As the
handful of you who follow this blog know, we spent the majority of 2017 getting
out of debt, which freed up more income in 2018 to give away and invest. As I
have a more detailed post coming later, I wanted to focus on some specifics here:
We
saved/invested 48.8% of our bring-home pay in 2018 versus 17% in 2017 when the
first 10 months of the year was all about getting the whips off our backs. We
maxed out IRAs for my wife for 2017/2018 and started investing heavily into her
403b plan as well. The rest of our investments were put into building up our
emergency fund (a high yield account with Synchrony), a low-fee brokerage
account with Fidelity and a minority stake in a new investment partnership.

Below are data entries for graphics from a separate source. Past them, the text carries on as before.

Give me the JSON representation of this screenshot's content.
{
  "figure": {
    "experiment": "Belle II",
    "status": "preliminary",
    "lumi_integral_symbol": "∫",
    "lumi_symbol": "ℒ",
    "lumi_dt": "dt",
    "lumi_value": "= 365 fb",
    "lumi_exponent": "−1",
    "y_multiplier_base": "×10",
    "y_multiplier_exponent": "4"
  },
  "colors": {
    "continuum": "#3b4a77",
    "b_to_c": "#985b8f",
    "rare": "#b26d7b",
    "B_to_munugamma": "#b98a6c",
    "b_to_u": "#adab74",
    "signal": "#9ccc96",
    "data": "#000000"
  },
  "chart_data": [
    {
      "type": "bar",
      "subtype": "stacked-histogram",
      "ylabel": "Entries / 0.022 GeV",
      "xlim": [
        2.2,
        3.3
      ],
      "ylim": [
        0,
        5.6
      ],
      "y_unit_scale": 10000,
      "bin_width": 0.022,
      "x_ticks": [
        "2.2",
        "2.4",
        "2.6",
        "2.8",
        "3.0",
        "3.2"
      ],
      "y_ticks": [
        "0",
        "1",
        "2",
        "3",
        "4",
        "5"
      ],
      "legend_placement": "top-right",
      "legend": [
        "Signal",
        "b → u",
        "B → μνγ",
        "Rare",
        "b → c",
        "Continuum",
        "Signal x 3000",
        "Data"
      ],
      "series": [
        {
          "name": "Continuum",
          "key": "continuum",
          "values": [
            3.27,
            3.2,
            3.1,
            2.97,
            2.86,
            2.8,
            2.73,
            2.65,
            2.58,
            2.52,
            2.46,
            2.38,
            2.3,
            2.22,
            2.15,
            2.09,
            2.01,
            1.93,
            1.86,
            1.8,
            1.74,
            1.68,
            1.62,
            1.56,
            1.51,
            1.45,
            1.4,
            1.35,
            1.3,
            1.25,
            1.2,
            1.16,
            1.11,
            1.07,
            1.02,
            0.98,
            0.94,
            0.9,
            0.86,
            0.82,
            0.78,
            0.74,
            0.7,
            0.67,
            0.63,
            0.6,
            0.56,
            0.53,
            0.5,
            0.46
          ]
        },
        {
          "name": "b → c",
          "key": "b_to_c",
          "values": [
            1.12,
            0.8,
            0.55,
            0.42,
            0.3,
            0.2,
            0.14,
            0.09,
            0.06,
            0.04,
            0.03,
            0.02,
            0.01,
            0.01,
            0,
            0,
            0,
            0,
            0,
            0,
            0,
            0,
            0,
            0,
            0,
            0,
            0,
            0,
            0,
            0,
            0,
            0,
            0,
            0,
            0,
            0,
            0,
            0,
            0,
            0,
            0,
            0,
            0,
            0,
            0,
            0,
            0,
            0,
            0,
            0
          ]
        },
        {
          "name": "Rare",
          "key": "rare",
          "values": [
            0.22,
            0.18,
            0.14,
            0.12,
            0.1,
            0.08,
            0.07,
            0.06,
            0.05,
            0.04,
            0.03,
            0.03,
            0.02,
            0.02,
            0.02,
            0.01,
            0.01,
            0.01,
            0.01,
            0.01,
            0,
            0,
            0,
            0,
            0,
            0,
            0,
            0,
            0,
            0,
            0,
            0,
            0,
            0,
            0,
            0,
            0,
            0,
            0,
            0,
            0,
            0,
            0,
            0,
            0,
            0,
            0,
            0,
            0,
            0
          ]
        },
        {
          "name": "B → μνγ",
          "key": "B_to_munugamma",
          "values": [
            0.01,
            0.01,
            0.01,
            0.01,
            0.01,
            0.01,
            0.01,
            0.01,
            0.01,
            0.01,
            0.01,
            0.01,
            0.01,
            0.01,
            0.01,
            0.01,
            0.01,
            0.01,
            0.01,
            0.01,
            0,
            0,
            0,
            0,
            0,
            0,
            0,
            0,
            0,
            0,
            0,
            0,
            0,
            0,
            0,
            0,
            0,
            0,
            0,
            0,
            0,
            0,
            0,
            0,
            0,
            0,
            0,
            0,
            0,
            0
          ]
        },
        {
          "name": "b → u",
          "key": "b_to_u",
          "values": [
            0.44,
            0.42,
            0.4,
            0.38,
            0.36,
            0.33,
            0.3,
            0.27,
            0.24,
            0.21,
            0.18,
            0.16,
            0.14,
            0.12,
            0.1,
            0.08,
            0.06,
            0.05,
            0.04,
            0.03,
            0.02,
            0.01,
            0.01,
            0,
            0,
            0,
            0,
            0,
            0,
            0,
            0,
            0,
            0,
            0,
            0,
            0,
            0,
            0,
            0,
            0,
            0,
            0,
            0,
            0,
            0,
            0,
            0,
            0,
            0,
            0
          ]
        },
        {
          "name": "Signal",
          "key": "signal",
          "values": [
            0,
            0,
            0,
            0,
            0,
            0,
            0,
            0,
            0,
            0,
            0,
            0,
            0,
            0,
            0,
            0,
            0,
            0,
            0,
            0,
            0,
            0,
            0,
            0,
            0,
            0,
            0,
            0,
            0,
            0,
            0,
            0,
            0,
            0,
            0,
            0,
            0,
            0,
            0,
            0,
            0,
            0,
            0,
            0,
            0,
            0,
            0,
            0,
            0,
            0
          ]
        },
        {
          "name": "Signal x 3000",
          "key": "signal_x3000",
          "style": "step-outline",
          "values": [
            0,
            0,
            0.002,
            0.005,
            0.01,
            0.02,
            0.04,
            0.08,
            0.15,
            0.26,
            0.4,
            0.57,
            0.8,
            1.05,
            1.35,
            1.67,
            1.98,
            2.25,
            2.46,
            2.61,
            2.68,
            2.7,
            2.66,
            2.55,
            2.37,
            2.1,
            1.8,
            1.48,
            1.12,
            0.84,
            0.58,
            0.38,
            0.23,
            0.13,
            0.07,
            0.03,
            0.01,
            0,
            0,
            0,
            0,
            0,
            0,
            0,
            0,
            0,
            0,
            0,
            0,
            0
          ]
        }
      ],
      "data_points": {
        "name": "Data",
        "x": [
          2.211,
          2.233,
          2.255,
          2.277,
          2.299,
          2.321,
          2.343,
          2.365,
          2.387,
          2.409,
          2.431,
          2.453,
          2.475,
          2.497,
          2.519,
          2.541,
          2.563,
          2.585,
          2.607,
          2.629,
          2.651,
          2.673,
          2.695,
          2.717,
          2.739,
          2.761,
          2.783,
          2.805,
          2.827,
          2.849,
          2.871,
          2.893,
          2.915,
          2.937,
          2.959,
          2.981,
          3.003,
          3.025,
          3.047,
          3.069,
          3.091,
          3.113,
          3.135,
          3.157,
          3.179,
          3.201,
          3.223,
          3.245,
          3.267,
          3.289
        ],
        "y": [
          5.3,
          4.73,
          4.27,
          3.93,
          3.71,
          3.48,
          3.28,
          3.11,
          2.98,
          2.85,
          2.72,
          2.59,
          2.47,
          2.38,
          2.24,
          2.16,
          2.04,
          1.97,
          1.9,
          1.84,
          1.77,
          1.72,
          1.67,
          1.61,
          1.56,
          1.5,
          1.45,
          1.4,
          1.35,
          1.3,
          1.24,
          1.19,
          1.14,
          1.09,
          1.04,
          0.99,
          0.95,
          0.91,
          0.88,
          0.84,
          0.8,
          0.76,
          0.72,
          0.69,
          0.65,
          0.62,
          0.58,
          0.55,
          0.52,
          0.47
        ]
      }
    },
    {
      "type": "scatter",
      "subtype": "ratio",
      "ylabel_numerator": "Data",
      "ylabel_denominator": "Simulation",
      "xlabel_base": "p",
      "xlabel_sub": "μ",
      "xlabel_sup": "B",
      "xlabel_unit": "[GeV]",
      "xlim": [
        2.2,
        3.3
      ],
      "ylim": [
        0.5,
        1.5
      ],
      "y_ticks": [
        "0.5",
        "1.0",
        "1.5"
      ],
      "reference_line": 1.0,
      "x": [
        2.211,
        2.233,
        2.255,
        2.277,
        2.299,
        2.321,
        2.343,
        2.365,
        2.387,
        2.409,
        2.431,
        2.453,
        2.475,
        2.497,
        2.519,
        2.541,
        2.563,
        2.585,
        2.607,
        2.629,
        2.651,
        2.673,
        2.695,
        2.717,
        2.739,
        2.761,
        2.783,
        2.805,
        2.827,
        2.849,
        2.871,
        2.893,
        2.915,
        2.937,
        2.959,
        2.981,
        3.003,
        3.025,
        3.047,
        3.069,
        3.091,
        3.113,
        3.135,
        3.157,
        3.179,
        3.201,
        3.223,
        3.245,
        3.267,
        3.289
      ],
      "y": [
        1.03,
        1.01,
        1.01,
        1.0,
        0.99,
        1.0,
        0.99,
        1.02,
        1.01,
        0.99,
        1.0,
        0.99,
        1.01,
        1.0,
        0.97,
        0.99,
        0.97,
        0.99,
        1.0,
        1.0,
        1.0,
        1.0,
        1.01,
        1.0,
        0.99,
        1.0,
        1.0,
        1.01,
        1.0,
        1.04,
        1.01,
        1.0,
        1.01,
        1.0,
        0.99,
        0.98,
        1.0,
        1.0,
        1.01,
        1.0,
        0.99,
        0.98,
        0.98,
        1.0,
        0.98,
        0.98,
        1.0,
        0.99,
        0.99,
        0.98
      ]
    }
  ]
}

With
more than 36% of our bring home pay going towards debt in 2017, you can see the
difference getting out of debt can have in advancing your future.
We gave
away 17.2% of our bring home pay in 2018 versus 13% in 2017. Sadly, we only gave
away around 5% prior to 2017. And not to beat a dead horse but getting out of
debt allowed us to contribute significantly more to the needs of others. Some
of this went to creating a nonprofit.
The one
constant the past two years was how much of our bring home pay that we lived on:
34%. The largest changes in this category were (increasing): medical (shoulder
surgery), housing (new living room furniture), lifestyle (2 nice vacations),
and; (decreasing): food (better budgeting) and insurance (thank you, Clark Howard)…
Again, a
more detailed post coming soon….Happy New Year! Best of luck to all!!!!